Elijah Cordner

Personal information
- Full name: Elijah John Cordner
- Date of birth: 3 September 2007 (age 18)
- Place of birth: Orlando, Florida, United States
- Height: 1.85 m (6 ft 1 in)
- Position: Centre-back

Team information
- Current team: Raków Częstochowa

Youth career
- Orlando FC Barca
- 2022–2026: Rayo Vallecano
- 2026–: Raków Częstochowa

International career^{‡}
- Years: Team / Apps / (Gls)
- 2026–: Trinidad and Tobago / 1 / (0)

= Elijah Cordner =

Trinidadian footballer (born 2007)

Elijah John Cordner (born 3 September 2007) is a professional footballer who plays as a centre-back for Ekstraklasa club Raków Częstochowa.
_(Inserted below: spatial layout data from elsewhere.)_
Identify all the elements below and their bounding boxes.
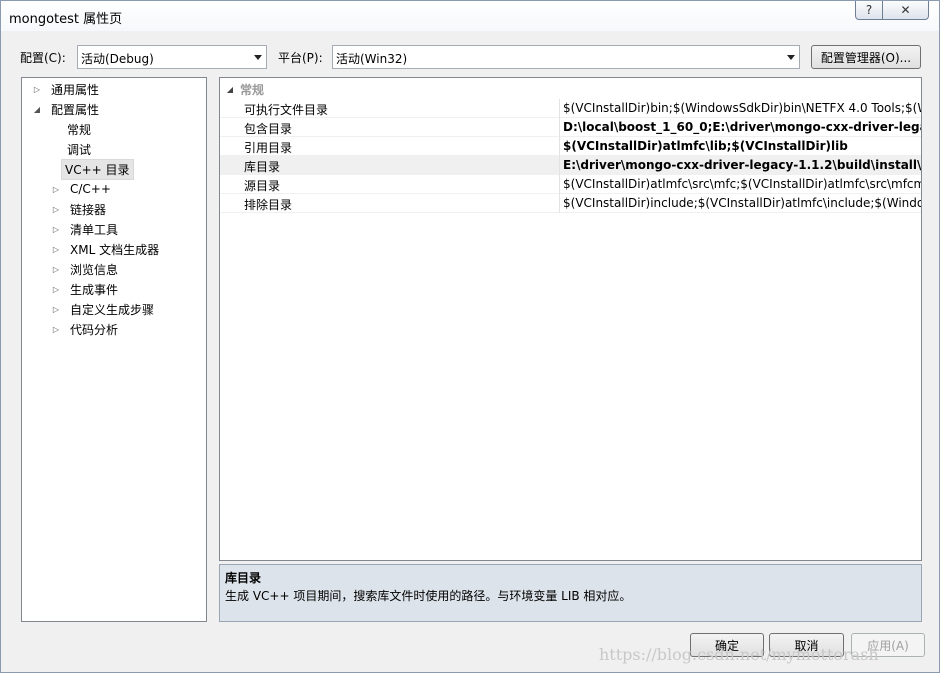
property-name: 可执行文件目录 [244,103,329,117]
platform-value: 活动(Win32) [336,52,408,66]
column-divider [559,118,560,137]
expand-arrow-icon[interactable]: ▷ [51,244,61,254]
property-grid: ◢ 常规 可执行文件目录 $(VCInstallDir)bin;$(Window… [219,77,922,561]
property-value[interactable]: D:\local\boost_1_60_0;E:\driver\mongo-cx… [563,120,921,134]
expand-arrow-icon[interactable]: ▷ [51,264,61,274]
column-divider [559,99,560,118]
property-name: 库目录 [244,160,281,174]
tree-item-configuration-properties[interactable]: ◢ 配置属性 [32,99,102,119]
property-row-library-directories[interactable]: 库目录 E:\driver\mongo-cxx-driver-legacy-1.… [220,156,921,175]
tree-item-label: 清单工具 [70,222,119,237]
chevron-down-icon [254,55,262,60]
column-divider [559,156,560,175]
tree-item-label: XML 文档生成器 [70,242,160,257]
property-value[interactable]: $(VCInstallDir)atlmfc\lib;$(VCInstallDir… [563,139,921,153]
tree-item-label: 浏览信息 [70,262,119,277]
title-bar: mongotest 属性页 ? ✕ [1,1,939,31]
column-divider [559,137,560,156]
close-icon: ✕ [900,3,911,17]
expand-arrow-icon[interactable]: ▷ [51,324,61,334]
tree-item-build-events[interactable]: ▷ 生成事件 [51,279,121,299]
platform-dropdown[interactable]: 活动(Win32) [332,45,800,69]
close-button[interactable]: ✕ [883,1,929,20]
property-name: 排除目录 [244,198,293,212]
property-row-source-directories[interactable]: 源目录 $(VCInstallDir)atlmfc\src\mfc;$(VCIn… [220,175,921,194]
tree-item-label: 常规 [67,122,92,137]
property-name: 包含目录 [244,122,293,136]
help-icon: ? [865,3,873,17]
tree-item-label: 代码分析 [70,322,119,337]
expand-arrow-icon[interactable]: ▷ [51,224,61,234]
description-text: 生成 VC++ 项目期间，搜索库文件时使用的路径。与环境变量 LIB 相对应。 [225,589,632,603]
tree-item-label: 调试 [67,142,92,157]
property-value[interactable]: $(VCInstallDir)bin;$(WindowsSdkDir)bin\N… [563,101,921,115]
tree-item-label: 自定义生成步骤 [70,302,155,317]
window-title: mongotest 属性页 [9,12,123,27]
chevron-down-icon [787,55,795,60]
tree-item-label: VC++ 目录 [61,158,134,180]
column-divider [559,175,560,194]
help-button[interactable]: ? [855,1,883,20]
configuration-toolbar: 配置(C): 活动(Debug) 平台(P): 活动(Win32) 配置管理器(… [1,43,939,69]
tree-item-code-analysis[interactable]: ▷ 代码分析 [51,319,121,339]
tree-item-browse-information[interactable]: ▷ 浏览信息 [51,259,121,279]
platform-label: 平台(P): [278,51,323,65]
caption-buttons: ? ✕ [855,1,929,21]
tree-item-debugging[interactable]: 调试 [64,139,94,159]
collapse-arrow-icon[interactable]: ◢ [220,85,240,94]
tree-item-manifest-tool[interactable]: ▷ 清单工具 [51,219,121,239]
property-row-reference-directories[interactable]: 引用目录 $(VCInstallDir)atlmfc\lib;$(VCInsta… [220,137,921,156]
configuration-value: 活动(Debug) [81,52,154,66]
expand-arrow-icon[interactable]: ▷ [32,84,42,94]
tree-item-label: 生成事件 [70,282,119,297]
category-header-general[interactable]: ◢ 常规 [220,80,921,99]
expand-arrow-icon[interactable]: ▷ [51,284,61,294]
tree-item-c-cpp[interactable]: ▷ C/C++ [51,179,114,199]
configuration-dropdown[interactable]: 活动(Debug) [77,45,267,69]
tree-item-general[interactable]: 常规 [64,119,94,139]
property-value[interactable]: E:\driver\mongo-cxx-driver-legacy-1.1.2\… [563,158,921,172]
tree-item-linker[interactable]: ▷ 链接器 [51,199,109,219]
tree-item-label: 通用属性 [51,82,100,97]
expand-arrow-icon[interactable]: ▷ [51,184,61,194]
description-title: 库目录 [225,571,262,585]
tree-item-xml-document-generator[interactable]: ▷ XML 文档生成器 [51,239,162,259]
configuration-label: 配置(C): [20,51,66,65]
property-pages-dialog: mongotest 属性页 ? ✕ 配置(C): 活动(Debug) 平台(P)… [0,0,940,673]
description-pane: 库目录 生成 VC++ 项目期间，搜索库文件时使用的路径。与环境变量 LIB 相… [219,564,922,622]
property-row-executable-directories[interactable]: 可执行文件目录 $(VCInstallDir)bin;$(WindowsSdkD… [220,99,921,118]
tree-item-label: 链接器 [70,202,107,217]
property-value[interactable]: $(VCInstallDir)atlmfc\src\mfc;$(VCInstal… [563,177,921,191]
property-value[interactable]: $(VCInstallDir)include;$(VCInstallDir)at… [563,196,921,210]
property-row-exclude-directories[interactable]: 排除目录 $(VCInstallDir)include;$(VCInstallD… [220,194,921,213]
property-row-include-directories[interactable]: 包含目录 D:\local\boost_1_60_0;E:\driver\mon… [220,118,921,137]
category-tree: ▷ 通用属性 ◢ 配置属性 常规 调试 VC++ 目录 ▷ C/C++ ▷ 链接… [21,77,207,622]
expand-arrow-icon[interactable]: ▷ [51,304,61,314]
tree-item-label: C/C++ [70,182,111,196]
column-divider [559,194,560,213]
property-name: 源目录 [244,179,281,193]
tree-item-common-properties[interactable]: ▷ 通用属性 [32,79,102,99]
expand-arrow-icon[interactable]: ▷ [51,204,61,214]
property-name: 引用目录 [244,141,293,155]
watermark-text: https://blog.csdn.net/mymottorash [599,645,879,664]
tree-item-label: 配置属性 [51,102,100,117]
configuration-manager-button[interactable]: 配置管理器(O)... [811,45,921,69]
category-label: 常规 [240,83,265,97]
tree-item-custom-build-step[interactable]: ▷ 自定义生成步骤 [51,299,157,319]
tree-item-vc-directories[interactable]: VC++ 目录 [61,158,134,180]
collapse-arrow-icon[interactable]: ◢ [32,104,42,114]
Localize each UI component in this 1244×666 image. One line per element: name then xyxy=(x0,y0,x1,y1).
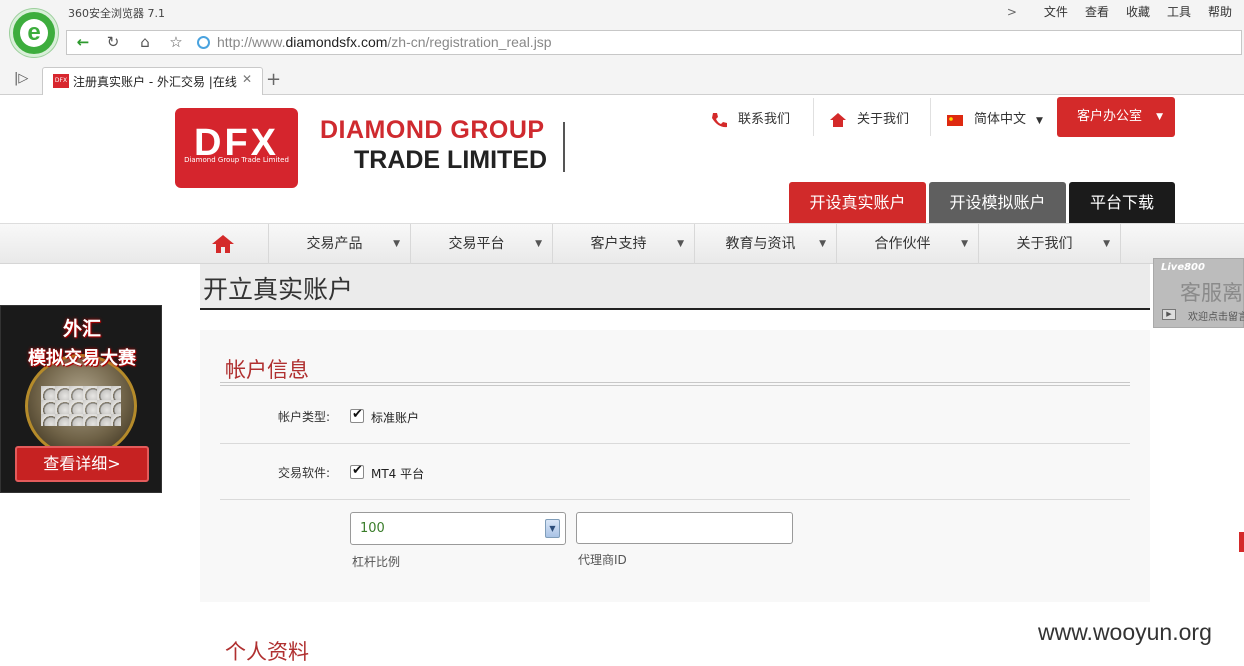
agent-id-label: 代理商ID xyxy=(578,553,627,567)
home-icon[interactable]: ⌂ xyxy=(131,31,159,54)
menu-help[interactable]: 帮助 xyxy=(1208,3,1232,20)
chevron-right-icon[interactable]: > xyxy=(1007,5,1017,19)
tab-favicon-icon: DFX xyxy=(53,74,69,88)
home-icon xyxy=(212,235,234,253)
side-tab[interactable] xyxy=(1239,532,1244,552)
tab-bar: |▷ DFX 注册真实账户 - 外汇交易 |在线 ✕ + xyxy=(0,67,1244,95)
browser-chrome: e 360安全浏览器 7.1 > 文件 查看 收藏 工具 帮助 ← ↻ ⌂ ☆ … xyxy=(0,0,1244,95)
leverage-label: 杠杆比例 xyxy=(352,555,401,569)
browser-logo-icon[interactable]: e xyxy=(10,9,58,57)
browser-menu: > 文件 查看 收藏 工具 帮助 xyxy=(1007,3,1232,20)
nav-home[interactable] xyxy=(176,224,269,264)
main-nav: 交易产品 ▼ 交易平台 ▼ 客户支持 ▼ 教育与资讯 ▼ 合作伙伴 ▼ 关于我们 ▼ xyxy=(0,223,1244,264)
nav-about-us[interactable]: 关于我们 ▼ xyxy=(979,224,1121,264)
caret-down-icon: ▼ xyxy=(393,239,400,249)
open-real-account-button[interactable]: 开设真实账户 xyxy=(789,182,926,223)
caret-down-icon: ▼ xyxy=(677,239,684,249)
page-title: 开立真实账户 xyxy=(203,275,354,304)
caret-down-icon: ▼ xyxy=(535,239,542,249)
star-icon[interactable]: ☆ xyxy=(162,31,190,54)
caret-down-icon: ▼ xyxy=(819,239,826,249)
browser-title: 360安全浏览器 7.1 xyxy=(68,7,165,20)
trading-software-value: MT4 平台 xyxy=(371,467,425,481)
brand-line-1: DIAMOND GROUP xyxy=(320,116,545,144)
agent-id-input[interactable] xyxy=(576,512,793,544)
account-type-value: 标准账户 xyxy=(371,411,420,425)
china-flag-icon xyxy=(947,114,963,126)
menu-tools[interactable]: 工具 xyxy=(1167,3,1191,20)
menu-view[interactable]: 查看 xyxy=(1085,3,1109,20)
phone-icon xyxy=(712,112,727,127)
back-arrow-icon[interactable]: ← xyxy=(69,31,97,54)
caret-down-icon: ▼ xyxy=(1103,239,1110,249)
caret-down-icon: ▼ xyxy=(1156,112,1163,122)
account-form: 帐户信息 帐户类型: 标准账户 交易软件: MT4 平台 100 ▼ 杠杆比例 … xyxy=(200,330,1150,602)
page-title-bar: 开立真实账户 xyxy=(200,264,1150,310)
nav-trading-products[interactable]: 交易产品 ▼ xyxy=(269,224,411,264)
nav-customer-support[interactable]: 客户支持 ▼ xyxy=(553,224,695,264)
address-bar[interactable]: ← ↻ ⌂ ☆ http://www.diamondsfx.com/zh-cn/… xyxy=(66,30,1242,55)
globe-icon xyxy=(197,36,210,49)
url-text[interactable]: http://www.diamondsfx.com/zh-cn/registra… xyxy=(217,34,552,50)
open-demo-account-button[interactable]: 开设模拟账户 xyxy=(929,182,1066,223)
watermark: www.wooyun.org xyxy=(1038,619,1212,645)
account-type-label: 帐户类型: xyxy=(278,410,331,424)
new-tab-plus-icon[interactable]: + xyxy=(266,69,281,90)
sidebar-toggle-icon[interactable]: |▷ xyxy=(14,71,28,86)
leverage-select[interactable]: 100 ▼ xyxy=(350,512,566,545)
section-title-account-info: 帐户信息 xyxy=(225,358,309,382)
tab-title: 注册真实账户 - 外汇交易 |在线 xyxy=(73,75,237,89)
chevron-down-icon[interactable]: ▼ xyxy=(545,519,560,538)
dfx-logo[interactable]: DFX Diamond Group Trade Limited xyxy=(175,108,298,188)
nav-education[interactable]: 教育与资讯 ▼ xyxy=(695,224,837,264)
browser-tab[interactable]: DFX 注册真实账户 - 外汇交易 |在线 ✕ xyxy=(42,67,263,95)
close-tab-icon[interactable]: ✕ xyxy=(242,72,252,86)
client-office-button[interactable]: 客户办公室 ▼ xyxy=(1057,97,1175,137)
refresh-icon[interactable]: ↻ xyxy=(99,31,127,54)
live-chat-widget[interactable]: Live800 客服离线 ▶ 欢迎点击留言 xyxy=(1153,258,1244,328)
view-details-button[interactable]: 查看详细> xyxy=(15,446,149,482)
nav-partners[interactable]: 合作伙伴 ▼ xyxy=(837,224,979,264)
menu-file[interactable]: 文件 xyxy=(1044,3,1068,20)
trading-software-label: 交易软件: xyxy=(278,466,331,480)
language-select[interactable]: 简体中文 ▼ xyxy=(946,108,1043,130)
contest-promo-banner[interactable]: 外汇 模拟交易大赛 查看详细> xyxy=(0,305,162,493)
menu-favorites[interactable]: 收藏 xyxy=(1126,3,1150,20)
brand-line-2: TRADE LIMITED xyxy=(354,146,548,174)
home-icon xyxy=(830,112,846,127)
trading-software-checkbox[interactable] xyxy=(350,463,364,479)
nav-trading-platform[interactable]: 交易平台 ▼ xyxy=(411,224,553,264)
caret-down-icon: ▼ xyxy=(961,239,968,249)
play-icon: ▶ xyxy=(1162,309,1176,320)
platform-download-button[interactable]: 平台下载 xyxy=(1069,182,1175,223)
account-type-checkbox[interactable] xyxy=(350,407,364,423)
caret-down-icon: ▼ xyxy=(1036,116,1043,126)
brand-divider xyxy=(563,122,565,172)
about-us-link[interactable]: 关于我们 xyxy=(829,108,909,130)
contact-us-link[interactable]: 联系我们 xyxy=(710,108,790,130)
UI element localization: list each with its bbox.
Born in the United States, he plays for the Trinidad and Tobago national team.

==Club career==
A former youth product of Orlando FC Barca and Rayo Vallecano, he moved to the Polish club Raków Częstochowa on 3 March 2026.

==International career==
Cordner was born in the United States to Trinidadian parents, and holds dual Trinidadian and American citizenship. He was called up to the Trinidad and Tobago national team for a set of friendlies in March 2026. He debuted with Trinidad and Tobago as a substitute in a friendly 3–0 loss to Bolivia on 15 March 2026.